I’ve stayed bog standard Bogan but l feel that I’ve become more Bogan because of this very reason. ——- All this aggregation of group-think sanitised, homogenised and pasteurized fandom based on world’s best practice where the cricket-loving public are funnelled into some sporting form of Catholicism bores me to tears and casts a pall over my hopes that we’ll find another Dougie, a Thommo or even a Katich because they’ve all gone to schools indoctrinated by staff that that live by the don’t P!$$ in bushes motto. ——- BTW Lewis a good article.

2022-06-05T08:23:09+00:00

Rellum

Roar Guru


CA has sold out to capitalists' forces decades ago. We let Kerry Packer run the game and decided(this is a simplistic comparison but it gets my point across) his methods are how we should do things when managing the game in the country. That morphed through the Argus report into a hyper capitalist focus administration the basically destroyed the foundation of the game that gave us our great generations of players, the Shield and Grade games, so they could focus the game on only the Aus team like it is a MLB franchise. That to me has failed and we shall see that in falling interest over the next decade. And I don't attend games anymore outside of Shield games as the cost is far to high

2022-06-05T08:13:29+00:00

Rellum

Roar Guru


I am sure most of the current and next generation of cricketers in Aus are from private school. Don't know for sure. That was not the case through our history. It was a working class game as much as a private school one.
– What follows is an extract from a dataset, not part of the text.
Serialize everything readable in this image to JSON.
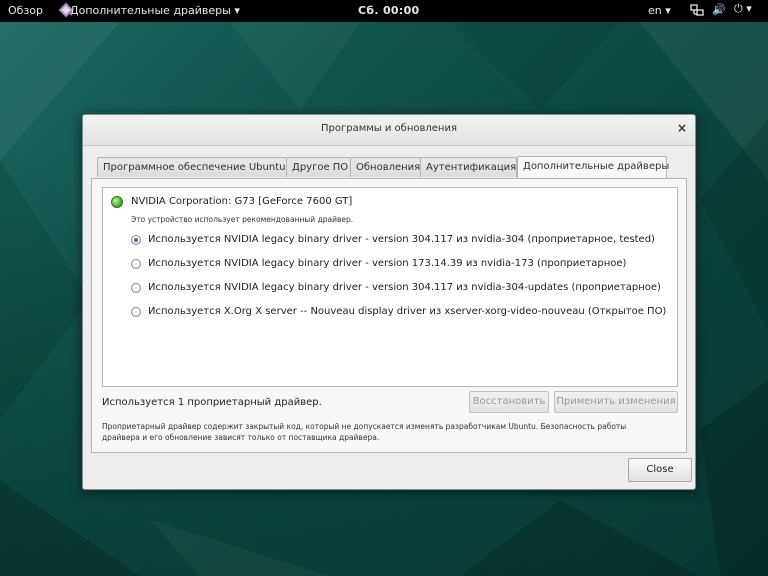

We need to make sure all players get the chance to play and prove themselves all the way through until they retire. Players careers should not be over at 17 because they missed out on the State under 17 team

2022-06-05T07:25:41+00:00


Cricket worldwide is just way to0 focused on money be it ticket prices or the game itself. The role of cricket is not to make shareholders of media companies rich. The role of cricket is to provide enjoyment to those who play and watch it. Money is important, but if solely run Cricket like a business, the game is on the slippery slope. Queue the comments from Greg Barclay, current ICC Chairman, that Test cricket needs to be cut back and more T20 played "because that is what the market wants". No, that is not what the market wants, that is what Greg Barclay wants so he can get rich via the gravy train of the BCCi. Disgusting. https://www.cricket.com.au/news/icc-chair-greg-barclay-test-cricket-future-ipl-expansion-ftp-window-bilateral-squeeze-india/2022-06-04

2022-06-05T07:17:28+00:00

Micko

Guest


The hyper-professionalism/capitalism of modern sport is depressing. It's the same here (very expensive to watch test cricket), but the ECB business model is more of an extreme: Lords (& The Oval) are the "local" test venues for not just London: a city of what, 9, 10 million people?, but also a lot of counties and large regional cities: Essex, Kent, Surrey, Sussex, Luton, Ipswich, Watford, Reading, Brighton etc. So the business model is to make a desirable and exclusive product: have a stadium at around only 30,000 capacity, but that caters to a massive regional population of around 15-20 million as the "local" test venue. So the extreme prices are still sufficient to get sellouts and large crowds at places like Lords & The Oval, just purely for the amount of rich (or at least people able to afford/willing to pay those prices!) cricket loving people.